Oleh Imam Muhtarom
Globalisasi, lebih dari sekadar persoalan demikian bebasnya perputaran modal, telah memengaruhi bagaimana sendi-sendi budaya menentukan arah. Budaya dalam konteks globalisasi tidak lagi bisa diartikan sebagai seperangkat nilai yang imun dari gerak ekonomi, sosial, politik, dan terutama temuan-temuan teknologi informasi. Dengan temuan teknologi informasi yang masif, arah budaya tidak menjadi monopoli sepihak seperti kuasa negara dari sebuah skenario global. Justru kuasa negara semakin lama aus di hadapan jaringan global tersebut.

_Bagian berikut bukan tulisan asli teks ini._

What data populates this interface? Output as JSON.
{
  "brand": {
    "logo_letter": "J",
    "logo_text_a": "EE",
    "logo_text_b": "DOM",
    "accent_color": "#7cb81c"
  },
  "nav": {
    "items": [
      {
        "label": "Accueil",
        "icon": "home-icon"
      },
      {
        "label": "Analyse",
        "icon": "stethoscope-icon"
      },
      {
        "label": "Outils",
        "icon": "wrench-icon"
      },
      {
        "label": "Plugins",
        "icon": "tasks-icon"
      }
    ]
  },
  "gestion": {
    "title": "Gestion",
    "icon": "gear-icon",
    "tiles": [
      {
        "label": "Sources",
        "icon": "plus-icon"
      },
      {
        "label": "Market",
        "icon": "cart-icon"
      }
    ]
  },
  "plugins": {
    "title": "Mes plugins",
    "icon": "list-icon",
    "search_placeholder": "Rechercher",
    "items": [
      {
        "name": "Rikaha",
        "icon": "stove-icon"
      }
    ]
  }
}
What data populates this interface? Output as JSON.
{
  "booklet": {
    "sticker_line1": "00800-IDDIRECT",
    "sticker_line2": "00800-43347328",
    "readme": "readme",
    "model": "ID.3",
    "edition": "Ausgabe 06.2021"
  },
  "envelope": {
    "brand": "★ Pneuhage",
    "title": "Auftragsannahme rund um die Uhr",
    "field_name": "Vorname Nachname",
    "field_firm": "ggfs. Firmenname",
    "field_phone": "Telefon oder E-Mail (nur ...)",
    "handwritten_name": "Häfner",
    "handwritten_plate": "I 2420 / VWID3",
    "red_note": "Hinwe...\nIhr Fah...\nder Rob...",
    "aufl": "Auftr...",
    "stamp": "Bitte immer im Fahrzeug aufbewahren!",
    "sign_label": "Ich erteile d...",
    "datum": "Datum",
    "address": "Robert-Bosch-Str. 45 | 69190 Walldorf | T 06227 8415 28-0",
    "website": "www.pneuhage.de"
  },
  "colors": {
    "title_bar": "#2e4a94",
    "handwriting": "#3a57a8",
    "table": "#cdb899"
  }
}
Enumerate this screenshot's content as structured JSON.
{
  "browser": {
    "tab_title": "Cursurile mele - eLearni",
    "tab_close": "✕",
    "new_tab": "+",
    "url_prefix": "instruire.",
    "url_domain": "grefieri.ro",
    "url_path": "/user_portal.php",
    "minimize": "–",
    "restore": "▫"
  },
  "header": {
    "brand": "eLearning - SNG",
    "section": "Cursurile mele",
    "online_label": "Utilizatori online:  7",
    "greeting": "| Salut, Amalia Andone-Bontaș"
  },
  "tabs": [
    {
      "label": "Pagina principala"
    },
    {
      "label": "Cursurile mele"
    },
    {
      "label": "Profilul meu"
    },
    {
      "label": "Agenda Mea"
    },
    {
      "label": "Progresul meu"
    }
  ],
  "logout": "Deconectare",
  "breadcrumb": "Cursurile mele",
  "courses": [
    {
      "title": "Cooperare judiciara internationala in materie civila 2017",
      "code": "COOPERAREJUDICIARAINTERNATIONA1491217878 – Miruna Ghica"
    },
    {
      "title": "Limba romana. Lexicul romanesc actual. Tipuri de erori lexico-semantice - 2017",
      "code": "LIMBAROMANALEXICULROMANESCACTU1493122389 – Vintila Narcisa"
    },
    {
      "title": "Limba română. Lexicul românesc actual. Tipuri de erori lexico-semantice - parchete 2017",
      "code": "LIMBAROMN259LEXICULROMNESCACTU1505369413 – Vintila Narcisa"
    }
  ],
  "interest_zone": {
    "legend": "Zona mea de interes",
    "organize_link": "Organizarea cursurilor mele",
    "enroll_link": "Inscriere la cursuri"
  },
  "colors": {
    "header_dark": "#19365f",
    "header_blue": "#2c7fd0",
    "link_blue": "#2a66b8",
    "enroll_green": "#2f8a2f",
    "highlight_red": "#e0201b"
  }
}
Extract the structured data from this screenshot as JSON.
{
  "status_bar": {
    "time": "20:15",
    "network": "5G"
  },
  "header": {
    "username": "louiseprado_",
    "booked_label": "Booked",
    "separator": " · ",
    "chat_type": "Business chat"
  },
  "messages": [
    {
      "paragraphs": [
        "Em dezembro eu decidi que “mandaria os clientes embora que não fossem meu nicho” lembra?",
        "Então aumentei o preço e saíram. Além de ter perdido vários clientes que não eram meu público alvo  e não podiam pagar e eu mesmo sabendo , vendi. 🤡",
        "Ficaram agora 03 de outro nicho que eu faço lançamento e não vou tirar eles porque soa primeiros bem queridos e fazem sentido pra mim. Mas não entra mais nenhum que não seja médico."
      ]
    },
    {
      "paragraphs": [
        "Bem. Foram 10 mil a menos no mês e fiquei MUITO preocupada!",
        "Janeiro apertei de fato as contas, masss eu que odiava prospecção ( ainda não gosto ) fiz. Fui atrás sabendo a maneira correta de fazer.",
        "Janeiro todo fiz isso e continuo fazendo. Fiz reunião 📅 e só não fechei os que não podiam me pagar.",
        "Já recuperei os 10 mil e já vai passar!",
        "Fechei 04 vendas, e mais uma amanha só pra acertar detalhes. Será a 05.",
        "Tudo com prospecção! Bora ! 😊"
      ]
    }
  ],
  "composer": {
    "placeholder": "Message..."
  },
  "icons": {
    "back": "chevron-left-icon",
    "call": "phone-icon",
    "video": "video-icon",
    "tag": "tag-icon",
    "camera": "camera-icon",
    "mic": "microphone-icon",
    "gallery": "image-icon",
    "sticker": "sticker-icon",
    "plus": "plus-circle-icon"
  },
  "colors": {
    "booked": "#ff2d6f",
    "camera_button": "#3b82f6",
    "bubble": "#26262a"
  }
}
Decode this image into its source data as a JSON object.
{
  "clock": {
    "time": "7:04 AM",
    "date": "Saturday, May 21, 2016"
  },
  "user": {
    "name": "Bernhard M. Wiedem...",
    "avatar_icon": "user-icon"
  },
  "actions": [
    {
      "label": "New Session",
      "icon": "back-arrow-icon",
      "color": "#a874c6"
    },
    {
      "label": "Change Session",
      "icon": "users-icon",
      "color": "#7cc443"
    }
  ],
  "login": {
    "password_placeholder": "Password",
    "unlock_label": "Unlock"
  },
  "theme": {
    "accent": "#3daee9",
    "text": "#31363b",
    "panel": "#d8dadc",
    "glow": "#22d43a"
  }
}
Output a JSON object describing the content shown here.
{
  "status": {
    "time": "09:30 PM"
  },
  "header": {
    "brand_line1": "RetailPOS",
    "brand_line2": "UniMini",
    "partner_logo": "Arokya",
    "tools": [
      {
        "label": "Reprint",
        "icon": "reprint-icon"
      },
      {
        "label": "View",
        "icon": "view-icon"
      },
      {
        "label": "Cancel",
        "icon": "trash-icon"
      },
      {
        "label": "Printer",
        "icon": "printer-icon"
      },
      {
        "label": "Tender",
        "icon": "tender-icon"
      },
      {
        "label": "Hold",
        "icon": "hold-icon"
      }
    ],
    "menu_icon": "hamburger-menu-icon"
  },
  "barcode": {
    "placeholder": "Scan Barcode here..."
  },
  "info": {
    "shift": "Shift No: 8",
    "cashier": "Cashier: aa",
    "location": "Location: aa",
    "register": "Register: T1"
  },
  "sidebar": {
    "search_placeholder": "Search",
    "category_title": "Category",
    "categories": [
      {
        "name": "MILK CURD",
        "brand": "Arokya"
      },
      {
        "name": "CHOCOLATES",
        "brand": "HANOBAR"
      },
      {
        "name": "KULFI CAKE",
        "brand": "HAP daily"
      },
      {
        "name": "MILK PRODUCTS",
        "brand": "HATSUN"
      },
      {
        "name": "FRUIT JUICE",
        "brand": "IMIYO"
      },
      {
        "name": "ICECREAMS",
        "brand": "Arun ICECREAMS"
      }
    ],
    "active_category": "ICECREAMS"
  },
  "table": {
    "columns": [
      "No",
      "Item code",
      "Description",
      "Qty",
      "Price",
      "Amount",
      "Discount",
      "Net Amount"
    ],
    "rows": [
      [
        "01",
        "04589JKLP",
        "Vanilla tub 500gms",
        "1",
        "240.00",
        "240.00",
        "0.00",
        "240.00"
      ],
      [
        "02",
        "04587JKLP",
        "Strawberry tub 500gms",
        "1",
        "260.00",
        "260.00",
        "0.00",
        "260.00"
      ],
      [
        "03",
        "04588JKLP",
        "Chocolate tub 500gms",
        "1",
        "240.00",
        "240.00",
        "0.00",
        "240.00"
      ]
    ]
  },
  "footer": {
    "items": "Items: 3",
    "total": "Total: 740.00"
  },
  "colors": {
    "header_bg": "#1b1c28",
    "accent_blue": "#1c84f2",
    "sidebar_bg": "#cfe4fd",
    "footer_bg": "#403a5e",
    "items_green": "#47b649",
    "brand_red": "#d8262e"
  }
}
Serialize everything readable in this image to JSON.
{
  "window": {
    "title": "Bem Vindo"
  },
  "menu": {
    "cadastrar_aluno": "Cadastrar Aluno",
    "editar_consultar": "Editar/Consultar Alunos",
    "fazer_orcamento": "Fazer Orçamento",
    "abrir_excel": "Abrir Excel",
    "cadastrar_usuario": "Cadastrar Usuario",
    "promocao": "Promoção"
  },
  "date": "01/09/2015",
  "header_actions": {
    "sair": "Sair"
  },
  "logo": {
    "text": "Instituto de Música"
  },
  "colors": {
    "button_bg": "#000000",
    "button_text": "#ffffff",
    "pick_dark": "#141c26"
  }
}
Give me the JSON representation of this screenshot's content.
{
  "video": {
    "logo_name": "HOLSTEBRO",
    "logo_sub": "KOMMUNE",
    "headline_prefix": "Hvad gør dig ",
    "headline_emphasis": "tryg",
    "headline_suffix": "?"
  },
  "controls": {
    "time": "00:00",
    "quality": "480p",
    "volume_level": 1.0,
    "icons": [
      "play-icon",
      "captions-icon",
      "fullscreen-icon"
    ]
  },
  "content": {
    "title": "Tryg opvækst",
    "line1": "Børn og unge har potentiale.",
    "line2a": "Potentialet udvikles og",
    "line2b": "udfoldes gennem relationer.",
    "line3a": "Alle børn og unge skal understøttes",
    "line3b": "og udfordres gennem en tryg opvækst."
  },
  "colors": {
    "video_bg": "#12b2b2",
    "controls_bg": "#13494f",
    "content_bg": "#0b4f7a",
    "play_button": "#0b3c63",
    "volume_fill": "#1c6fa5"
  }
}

Sendi-sendi global itu mencakup berbagai bidang kehidupan yang sifatnya makro maupun mikro. Mulai persoalan negara hingga bagaimana seorang individu harus memilih jenis pakaian. Persoalan bagaimana kebijakan negara meski diterapkan dalam kondisi tertentu hingga rencana akhir pekan bagi seorang bujangan apakah akan nonton di gedung bioskop, apakah cukup nongkrong di kafe, dan -kalau di kafe-, kafe yang mana. Harus minum apa, makan apa, berkencan dengan siapa, apa yang mesti dibicarakan. Sebuah rencana yang khas kehidupan kota-kota di dunia sejak pertengahan abad ke-20. Kota tidak lagi sekadar tempat bekerja dan suasana hiruk-pikuk maupun tempat harapan-harapan muluk dibuat. Kota telah disadari sebagai sebuah ruang produksi budaya.
Jalan dengan berbagai rambu di sepanjang lintasannya, gedung, mal, kafe, gedung bioskop, terminal, lapangan terbang, pelabuhan, dan pasar adalah subsistem bagaimana aktivitas kota dapat dipahami sebagai bentuk yang segala geraknya mengandaikan sistem tertentu. Sistem yang memosisikan apa yang dikehendaki dan apa yang tidak dikehendaki. Seorang penghuni kota harus memahami berbagai tata cara agar sejalan dengan kota sebagai sebuah sistem. Di sini yang terjadi bukan sifat mekanis belaka ketika seseorang dapat menginternalisasi berbagai tata cara tersebut. Sistem sesungguhnya bukan berada di luar kesadaran seseorang, tetapi merasuk dalam otak dan membentuk imaji-imaji sehingga ada hubungan ambivalen antara apa yang mengendap dalam kesadaran seorang warga kota dan kota itu sendiri dengan artefak-artefaknya yang membentuk sistem yang harus dipatuhi penghuninya.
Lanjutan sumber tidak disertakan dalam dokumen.